Was authentische Führung nicht ist
Authentische Führung bedeutet grundsätzlich nicht, alles was man denkt, auch zu sagen. Gerade Führungskräfte, denen es an Offenheit für alternative Perspektiven mangelt, laufen sonst Gefahr, ihre vermeintlichen Binsenweisheiten anderen auf die Nase zu drücken, obwohl sie für diese nicht passen. Wer immer nur aus der eigenen Perspektive das sagt, was er denkt, der sagt mit Sicherheit viel Falsches, zumindest aus Sicht der anderen, denn auch Wahrheit ist eine Frage der Perspektive.
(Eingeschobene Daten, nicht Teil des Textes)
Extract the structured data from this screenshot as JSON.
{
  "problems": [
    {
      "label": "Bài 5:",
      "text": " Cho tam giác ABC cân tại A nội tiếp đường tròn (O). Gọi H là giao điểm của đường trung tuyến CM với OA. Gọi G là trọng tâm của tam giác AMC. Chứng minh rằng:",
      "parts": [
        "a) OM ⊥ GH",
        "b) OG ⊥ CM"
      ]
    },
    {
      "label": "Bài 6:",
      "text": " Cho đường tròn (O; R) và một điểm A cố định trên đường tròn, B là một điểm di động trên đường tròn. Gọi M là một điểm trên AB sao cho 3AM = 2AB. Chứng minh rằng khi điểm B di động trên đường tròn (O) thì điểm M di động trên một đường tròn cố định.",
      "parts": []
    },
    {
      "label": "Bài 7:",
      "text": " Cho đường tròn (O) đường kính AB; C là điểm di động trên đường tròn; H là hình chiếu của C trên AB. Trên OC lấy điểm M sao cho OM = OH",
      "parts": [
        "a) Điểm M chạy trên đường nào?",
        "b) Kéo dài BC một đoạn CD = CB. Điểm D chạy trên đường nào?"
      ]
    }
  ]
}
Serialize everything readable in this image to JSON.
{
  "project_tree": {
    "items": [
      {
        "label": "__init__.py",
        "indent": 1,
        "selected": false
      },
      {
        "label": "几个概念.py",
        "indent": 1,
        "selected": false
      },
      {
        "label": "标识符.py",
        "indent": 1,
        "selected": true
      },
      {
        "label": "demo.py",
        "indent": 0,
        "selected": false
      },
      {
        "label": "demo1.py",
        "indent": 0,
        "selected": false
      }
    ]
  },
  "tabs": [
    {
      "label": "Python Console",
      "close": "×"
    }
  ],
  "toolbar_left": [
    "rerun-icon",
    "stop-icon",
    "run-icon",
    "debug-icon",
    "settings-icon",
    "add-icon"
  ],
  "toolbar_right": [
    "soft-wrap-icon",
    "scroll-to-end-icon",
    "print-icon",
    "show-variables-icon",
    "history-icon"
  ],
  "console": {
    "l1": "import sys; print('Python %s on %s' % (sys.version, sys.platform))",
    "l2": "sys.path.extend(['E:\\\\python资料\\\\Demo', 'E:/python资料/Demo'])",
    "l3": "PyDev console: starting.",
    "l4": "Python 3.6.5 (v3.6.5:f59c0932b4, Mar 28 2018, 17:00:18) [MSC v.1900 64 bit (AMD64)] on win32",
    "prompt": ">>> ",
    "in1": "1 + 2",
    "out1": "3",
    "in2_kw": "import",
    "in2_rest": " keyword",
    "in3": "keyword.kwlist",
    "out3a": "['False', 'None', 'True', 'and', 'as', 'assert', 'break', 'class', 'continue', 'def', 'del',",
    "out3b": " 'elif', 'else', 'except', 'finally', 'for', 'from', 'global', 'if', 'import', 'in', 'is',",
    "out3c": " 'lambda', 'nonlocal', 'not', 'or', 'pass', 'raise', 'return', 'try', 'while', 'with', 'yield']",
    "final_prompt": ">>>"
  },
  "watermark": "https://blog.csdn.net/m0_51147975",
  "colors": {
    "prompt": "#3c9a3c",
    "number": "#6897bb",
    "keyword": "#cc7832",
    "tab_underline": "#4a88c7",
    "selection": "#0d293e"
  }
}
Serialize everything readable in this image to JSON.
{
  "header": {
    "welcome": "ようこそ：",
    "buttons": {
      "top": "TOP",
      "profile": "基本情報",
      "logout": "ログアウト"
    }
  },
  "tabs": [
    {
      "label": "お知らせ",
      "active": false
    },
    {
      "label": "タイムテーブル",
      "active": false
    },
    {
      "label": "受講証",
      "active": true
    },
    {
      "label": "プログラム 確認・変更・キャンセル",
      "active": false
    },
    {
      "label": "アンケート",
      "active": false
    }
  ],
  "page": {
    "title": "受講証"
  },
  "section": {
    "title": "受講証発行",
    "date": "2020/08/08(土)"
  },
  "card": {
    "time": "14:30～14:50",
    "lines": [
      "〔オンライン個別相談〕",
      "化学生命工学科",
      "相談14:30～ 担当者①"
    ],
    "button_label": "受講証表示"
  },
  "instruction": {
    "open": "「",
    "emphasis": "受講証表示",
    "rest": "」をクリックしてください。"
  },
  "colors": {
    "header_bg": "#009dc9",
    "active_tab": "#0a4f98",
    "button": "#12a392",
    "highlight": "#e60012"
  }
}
Hinzu kommt, dass man oft nicht meint, was man denkt. Der erste Impuls stellt sich nicht immer als der richtige heraus – ist aber schwer zurückzunehmen, wenn er einmal im Raum steht. Auf diese Weise entstehen schnell Negativspiralen, die, obwohl sie nur aus heißer Luft bestehen, erschreckend festgefahren sein können.
Authentizität als Haltung
Bei einer authentischen Führung geht es vielmehr darum, durch Selbstkultivierung eine positive Haltung gegenüber anderen zu erwerben, durch die man jederzeit und ohne Anstrengung eine positive atmosphärische Ausstrahlung erlangt. Der Schlüssel hierfür liegt darin, sich selbst als Mensch zu zeigen, denn wer Fassaden aufbaut und aufrechterhalten muss, braucht dafür nicht nur unglaublich viel Energie, sondern kann sich auch nicht unverfangen in die Begegnung mit anderen geben. Es besteht schließlich immer die Gefahr, der andere könnte etwas von einem sehen, das man verbergen möchte. Fassaden sind ganz konkrete Mauern. Sie verhindern das freie Fließen atmosphärischer Kräfte.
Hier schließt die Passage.